10. Juni 2026: Wenn du sprichst, wacht mein buntes Herz auf. Alle Vögel üben sich auf deinen Lippen. Immerblau streut deine Stimme…Singen hängt überall an dir… (Else Lasker-Schüler)
Foto: Spieltisch Heinrich Bechstein Orgel Ober-Mossau Johanniterkirche Odenwald
Heute erinnere ich an Elisabeth Gräfin von Ysenburg-Ronneburg, geborene Gräfin von Gleichen-Tonna. Sie lebte im Hochadel vor und nach der Reformation in Thüringen. Die ehelichen Verbindungen waren politisch. – Und an Christine Lavant, 1915 geboren, Lyrikerin. Oft vergessen. Und doch so gut.

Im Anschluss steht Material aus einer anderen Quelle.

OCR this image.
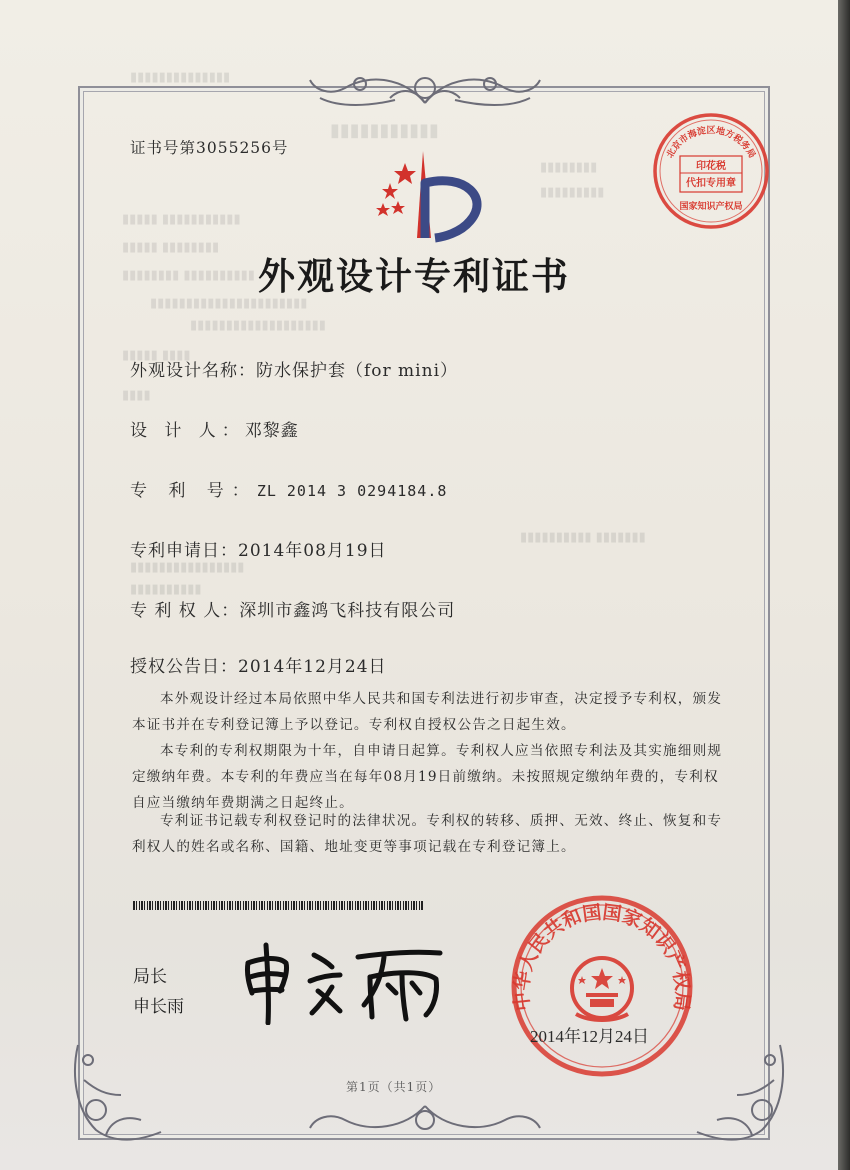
▮▮▮▮▮▮▮▮▮▮▮▮▮▮
▮▮▮▮▮▮▮▮▮▮▮
▮▮▮▮▮ ▮▮▮▮▮▮▮▮▮▮▮
▮▮▮▮▮ ▮▮▮▮▮▮▮▮
▮▮▮▮▮▮▮▮ ▮▮▮▮▮▮▮▮▮▮
▮▮▮▮▮▮▮▮▮▮▮▮▮▮▮▮▮▮▮▮▮▮
▮▮▮▮▮▮▮▮▮▮▮▮▮▮▮▮▮▮▮
▮▮▮▮▮▮▮▮
▮▮▮▮▮▮▮▮▮
▮▮▮▮▮▮▮▮▮▮ ▮▮▮▮▮▮▮
▮▮▮▮▮▮▮▮▮▮▮▮▮▮▮▮
▮▮▮▮▮▮▮▮▮▮
▮▮▮▮▮ ▮▮▮▮
▮▮▮▮
证书号第3055256号	北京市海淀区地方税务局
印花税
代扣专用章
国家知识产权局
外观设计专利证书
外观设计名称：防水保护套（for mini）
设 计 人：邓黎鑫
专 利 号：ZL 2014 3 0294184.8
专利申请日：2014年08月19日
专 利 权 人：深圳市鑫鸿飞科技有限公司
授权公告日：2014年12月24日
本外观设计经过本局依照中华人民共和国专利法进行初步审查，决定授予专利权，颁发本证书并在专利登记簿上予以登记。专利权自授权公告之日起生效。
本专利的专利权期限为十年，自申请日起算。专利权人应当依照专利法及其实施细则规定缴纳年费。本专利的年费应当在每年08月19日前缴纳。未按照规定缴纳年费的，专利权自应当缴纳年费期满之日起终止。
专利证书记载专利权登记时的法律状况。专利权的转移、质押、无效、终止、恢复和专利权人的姓名或名称、国籍、地址变更等事项记载在专利登记簿上。
局长
申长雨	中华人民共和国国家知识产权局
2014年12月24日
第1页（共1页）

Ich las gerade von dem norwegischen Schriftsteller Trygve Gulbranssen die Heimat-Novelle Heimkehr nach Björndal von 1935. Es ist eine der vielen berührenden Variationen vom Gleichnis Der verlorene Sohn – diesmal eine alte nordische.
In den wirklich guten Gedichten und Geschichten ist immer von Farben, Gerüchen und Lauten die Rede, von inneren Dingen und von Musik, von Rhythmus. – Bei Georg Trakl besonders zu finden. Für mich ist das alles auch oft eins. Es ist die altbekannte Witterung nach richtigem Wald …
Nicht empfehlen kann ich die Einheitsübersetzung der Bibel, die frauenfeindlich ist: Die sprachliche Selbstoffenbarung Gottes und alle Gottesnamen ohne geschlechtliche Festlegung aus dem original hebräischen Text wurden fast komplett gestrichen und monoton in HERR verwandelt. Aus dem wichtigen hebräischen Gottesnamen Ich bin wurde einfach „Der Ich bin“ gemacht; Überschriften hinzuerfunden, die nur ein männliches Ich verorten. Frauen werden marginal und tauchen nur am Rande auf. Gott wird Mann. Ausschließlich Mann. Im Grunde ist es eine Irrlehre, in der Gott ausschließlich Mann ist oder eine Heilsgeschichte nur für Männer geschrieben oder eine Ideologie, in der nur eine einzige Frau von Wert und Bedeutung ist. Denn es ist falsch. Gott-los. Und wir sehen ja auch, wohin uns diese Irrlehre geführt hat: Kreuzzüge, Machtmissbrauch, Ablasshandel, Hexenverbrennungen, Misshandlungen, Mord, Gewaltstrukturen, Vergewaltigungen…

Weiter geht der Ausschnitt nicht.